KaDeWe celebrates outside the house for the first time – but why in a backyard in Wedding?

by time news

That’s never happened before: For the first time in its history, the legendary department store invited to an event outside of its own premises. What was happening?

Well done: a specially created KaDeWe installation at the event in Wedding's Maison Palmé

Well done: a specially created KaDeWe installation at the event in Wedding’s Maison PalméChristoph Kuemmecke/Maison Palmé

When there’s something to celebrate, KaDeWe doesn’t skimp. The last big celebration a few months ago, the 115th birthday, was described by a friend as “a Baz Luhrmann-esque Great Gatsby scene that ended with everyone dripping with champagne”. The festivals in the Kaufhaus des Westens – they are legendary.

In this respect, it is interesting that KaDeWe has now celebrated outside the home for the first time in its more than century-spanning history. On Wednesday evening, the traditional house did not invite to its own premises, but to a backyard in Wedding. Namely not far from the Nettelbeckplatz, which is not only geographically far away from the Tauentzien.

But here, at Lindower Straße 18, is Maison Palmé. The interior studio is run by the two sisters Jules and Maria-Silva Villbrandt, who also fill the Berlin online magazine Herz und Blut with content about a mature, beautiful lifestyle. That fitted in with the topic of the evening, which was intended to highlight the “Home & Living” section of the KaDeWe online shop.

In addition to fashion and cosmetics, the department store’s website has been selling decorative items and home textiles for about a year now, including the hyped scented candles from Loewe and bed linen sets from Ralph Lauren. Apparently, people have only just come to celebrate now. And there is an obvious reason why this was not done in one’s own house, but in the Villbrandt sisters’ eclectically furnished studio.

KaDeWe is everywhere – even at Nettelbeckplatz

They want to show that the KaDeWe lifestyle can be brought home via an online shop, they say. The KaDeWe can be anywhere, so to speak, even at the Nettelbeckplatz. It is clear that online trading will also become increasingly important for the traditional department store in the coming years. In his last interview with the Berliner Zeitung about a year and a half ago, KaDeWe boss André Maeder said “that you can’t survive on just one channel in the long run.
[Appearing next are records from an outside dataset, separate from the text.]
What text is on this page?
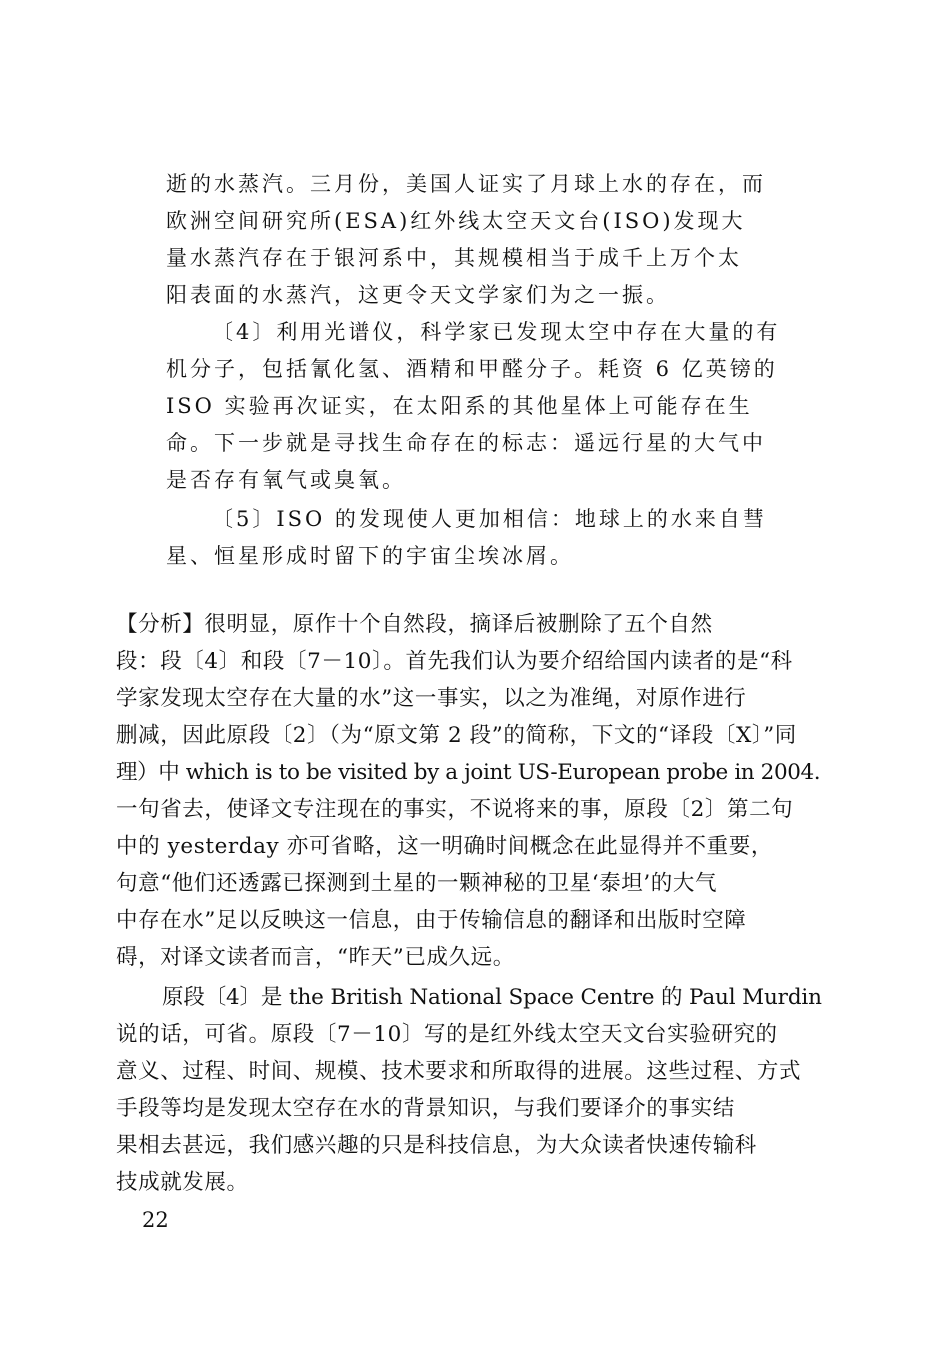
逝的水蒸汽。三月份，美国人证实了月球上水的存在，而
欧洲空间研究所(ESA)红外线太空天文台(ISO)发现大
量水蒸汽存在于银河系中，其规模相当于成千上万个太
阳表面的水蒸汽，这更令天文学家们为之一振。
〔4〕利用光谱仪，科学家已发现太空中存在大量的有
机分子，包括氰化氢、酒精和甲醛分子。耗资 6 亿英镑的
ISO 实验再次证实，在太阳系的其他星体上可能存在生
命。下一步就是寻找生命存在的标志：遥远行星的大气中
是否存有氧气或臭氧。
〔5〕ISO 的发现使人更加相信：地球上的水来自彗
星、恒星形成时留下的宇宙尘埃冰屑。
【分析】很明显，原作十个自然段，摘译后被删除了五个自然
段：段〔4〕和段〔7－10〕。首先我们认为要介绍给国内读者的是“科
学家发现太空存在大量的水”这一事实，以之为准绳，对原作进行
删减，因此原段〔2〕（为“原文第 2 段”的简称，下文的“译段〔X〕”同
理）中 which is to be visited by a joint US-European probe in 2004.
一句省去，使译文专注现在的事实，不说将来的事，原段〔2〕第二句
中的 yesterday 亦可省略，这一明确时间概念在此显得并不重要，
句意“他们还透露已探测到土星的一颗神秘的卫星‘泰坦’的大气
中存在水”足以反映这一信息，由于传输信息的翻译和出版时空障
碍，对译文读者而言，“昨天”已成久远。
原段〔4〕是 the British National Space Centre 的 Paul Murdin
说的话，可省。原段〔7－10〕写的是红外线太空天文台实验研究的
意义、过程、时间、规模、技术要求和所取得的进展。这些过程、方式
手段等均是发现太空存在水的背景知识，与我们要译介的事实结
果相去甚远，我们感兴趣的只是科技信息，为大众读者快速传输科
技成就发展。
22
Only those who have both will be successful.”

KaDeWe

Maeder, who, incidentally, in addition to his position at the KaDeWe Group will also take over the management of a merger of several other European department store legends, including Selfridges in London and De Bijenkorf in Amsterdam, also pointed out that only a combination of digital and analogue offers guarantee the sustainability of large luxury houses.

Computer-generated images – in the shop window for the first time

And indeed, such a connection can currently be seen on the Tauentzien. Albeit rather superficially, namely in the shop windows: The spring decorations of the department store, which were already unveiled on March 6th, include computer-generated backgrounds for the first time ever; it was made by the digital artist Pascal Wiemers.

The “hyper-real” theme worlds, and the current spring campaign in general, should function as a “metaphor for the time of transformation and growth”, it says. If that doesn’t sound like digital upheaval.

And an installation at the KaDeWe event in the Maison Palmé on Thursday was also reminiscent of the world of images on the internet. Together with the digital creator Igor Josif, with whom Jules and Maria-Silva Villbrandt organized the event, a temporary work of art was created from kitchen utensils and decorative items from the KaDeWe online shop, which is reminiscent of post-internet art.

That young genre that expresses itself in the form of meme art and digital art, but also as readymades and sculptures that correspond to the colorful flood of images on the Internet.